Les douleurs aux tendons persistent mais sont très supportables. Les derniers jours je suis plutôt inquiété par des points de contracture en haut des mollets et j’ai peur d’attraper des crampes pendant la course. Classique d’avant-course : je suis tellement à l’écoute de mon corps que j’ai mal partout 🙂
Le jeudi soir, je passe une tête à la Belgian Party organisée par le propriétaire des magasins Trakks (Christophe). Oui, je sais, je suis Français mais un Auvergnat est prêt à tous les sacrifices pour un pot gratuit ! J’avais d’ailleurs été invité par le patron lui-même en Février quand j’avais dû annuler au dernier moment ma participation au stage avec François D’Haene. Je tenais à le remercier de vive voix de m’avoir remboursé la totalité du stage alors que rien ne l’y obligeait. C’est un trailer émérite qui vient de finir la TDS un peu plus tôt dans l’après-midi. Je papote avec 2 coureurs qui veulent boucler la CCC en moins de 22h et avec Christophe qui me donne 2 conseils précieux sur lequel je vais revenir plus tard. Il qualifie la CCC de « chouette terrain d’entraînement » et de « son format préféré ». Je gagne au passage une tombola (bon d’achat de 20 euros, lampe et buff) et, gag final, je me retrouve à tenir le drapeau belge pour la photo souvenir (ce qui fait encore beaucoup rire mon fils) :Un intermède sympathique qui me déstresse bien avant la course. Je vais au lit vers 22h00 et je passe une bonne nuit, quoique courte puisque je me lève à 4h30.
Le départ
J’ai choisi de prendre la première navette du matin, à 5h45 (pour un départ de la course à 9h00). Depuis ma prime enfance, j’ai beaucoup de mal à avaler un petit-déjeuner au saut du lit. J’ai donc préféré arriver tôt sur place et prendre mon en-cas tranquillement sans le stress du trajet.

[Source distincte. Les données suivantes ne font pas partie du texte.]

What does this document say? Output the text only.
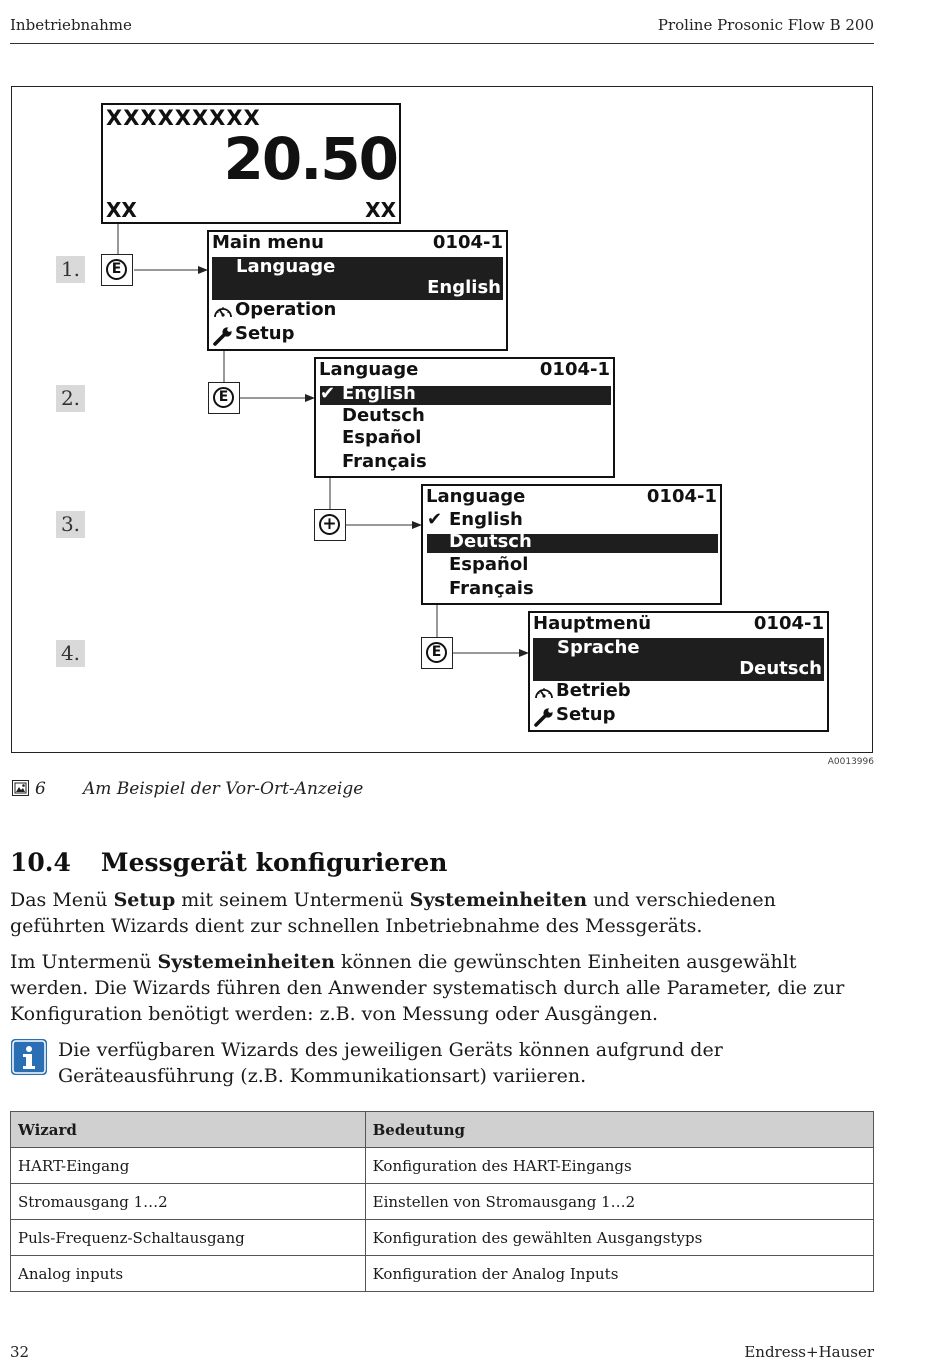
Inbetriebnahme	Proline Prosonic Flow B 200
1.
2.
3.
4.
E
E
+
E
XXXXXXXXX
20.50
XX	XX
Main menu	0104-1
Language
English
Operation
Setup
Language	0104-1
✔ English
Deutsch
Español
Français
Language	0104-1
✔ English
Deutsch
Español
Français
Hauptmenü	0104-1
Sprache
Deutsch
Betrieb
Setup
A0013996
6 Am Beispiel der Vor-Ort-Anzeige
10.4 Messgerät konfigurieren

Das Menü Setup mit seinem Untermenü Systemeinheiten und verschiedenen geführten Wizards dient zur schnellen Inbetriebnahme des Messgeräts.

Im Untermenü Systemeinheiten können die gewünschten Einheiten ausgewählt werden. Die Wizards führen den Anwender systematisch durch alle Parameter, die zur Konfiguration benötigt werden: z.B. von Messung oder Ausgängen.

Die verfügbaren Wizards des jeweiligen Geräts können aufgrund der Geräteausführung (z.B. Kommunikationsart) variieren.

Wizard	Bedeutung
HART-Eingang	Konfiguration des HART-Eingangs
Stromausgang 1…2	Einstellen von Stromausgang 1…2
Puls-Frequenz-Schaltausgang	Konfiguration des gewählten Ausgangstyps
Analog inputs	Konfiguration der Analog Inputs
32	Endress+Hauser
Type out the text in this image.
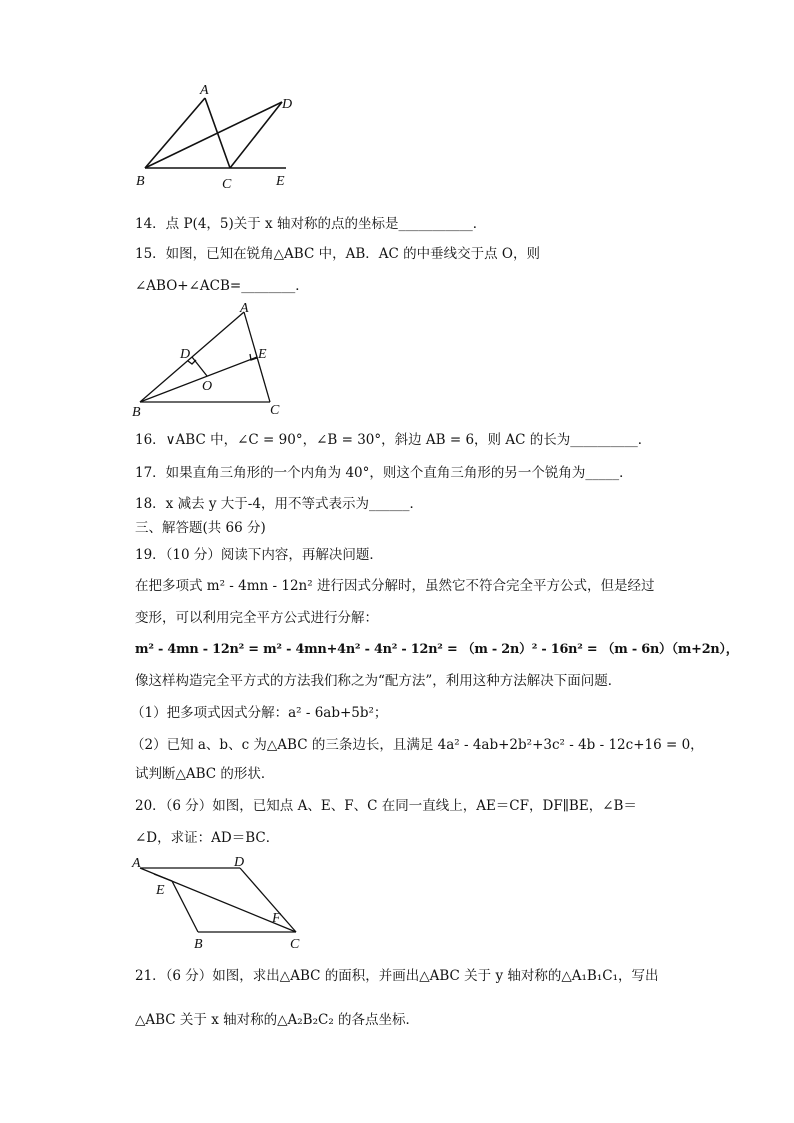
A
D
B	C	E
14．点 P(4，5)关于 x 轴对称的点的坐标是___________．
15．如图，已知在锐角△ABC 中，AB．AC 的中垂线交于点 O，则
∠ABO+∠ACB=________．
A
D	E
O
B	C
16．∨ABC 中，∠C = 90°，∠B = 30°，斜边 AB = 6，则 AC 的长为__________．
17．如果直角三角形的一个内角为 40°，则这个直角三角形的另一个锐角为_____．
18．x 减去 y 大于-4，用不等式表示为______．
三、解答题(共 66 分)
19．（10 分）阅读下内容，再解决问题．
在把多项式 m² - 4mn - 12n² 进行因式分解时，虽然它不符合完全平方公式，但是经过
变形，可以利用完全平方公式进行分解：
m² - 4mn - 12n² = m² - 4mn+4n² - 4n² - 12n² = （m - 2n）² - 16n² = （m - 6n）（m+2n），
像这样构造完全平方式的方法我们称之为“配方法”，利用这种方法解决下面问题．
（1）把多项式因式分解：a² - 6ab+5b²；
（2）已知 a、b、c 为△ABC 的三条边长，且满足 4a² - 4ab+2b²+3c² - 4b - 12c+16 = 0，
试判断△ABC 的形状．
20．（6 分）如图，已知点 A、E、F、C 在同一直线上，AE＝CF，DF∥BE，∠B＝
∠D，求证：AD＝BC．
A	D
E
F
B	C
21．（6 分）如图，求出△ABC 的面积，并画出△ABC 关于 y 轴对称的△A₁B₁C₁，写出
△ABC 关于 x 轴对称的△A₂B₂C₂ 的各点坐标．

Le point de rendez-vous des navettes est sur le grand rond-point près de la place du Mont-Blanc. Il est indiqué par un panneau mais pas de soucis, il y a du monde.
Le trajet en bus prend 35-40 mn (de mémoire) et le bus nous dépose au pied du centre sportif de Courmayeur à l’intérieur duquel vous pouvez prendre un petit-déjeuner (ne vous fiez pas à la photo, le bar se remplit très rapidement) :Sur place, je papote avec un coureur russe qui a couru le marathon du Mont-Blanc en Juin (après avoir gagné à la loterie) et espère moins souffrir sur la CCC. Vue sa tête, il a dû beaucoup souffrir sur le marathon, il me semble malade de stress. 🙂 De mon côté, je me sens plutôt zen, un peu distant.
La ressource critique sur place, ce sont les toilettes. Il y a beaucoup de cabines mises en place par l’organisation mais il y a encore plus de candidat(e)s. La proximité du départ semble tordre les boyaux de beaucoup 🙂 Préparez-vous à attendre…
A partir du centre sportif, comptez 10 à 15 mn de marche pour rejoindre le départ, avec au passage une belle vue sur notre futur terrain de jeux :Le départ se fait en 3 vagues, à 9h00, 9h15 et 9h30. Le sas de départ est défini par le numéro de dossard (3.000 à 3.999 => Sas 1, 4.000 à 4.999 => Sas 2, 5.000 et + => Sas 3) qui est attribué en fonction de la cote ITRA. Avec mon modeste 517, j’étais dans le sas n°2. Je vous suggère d’entrer tôt dans votre sas pour partir parmi les premiers. C’est important pour la suite.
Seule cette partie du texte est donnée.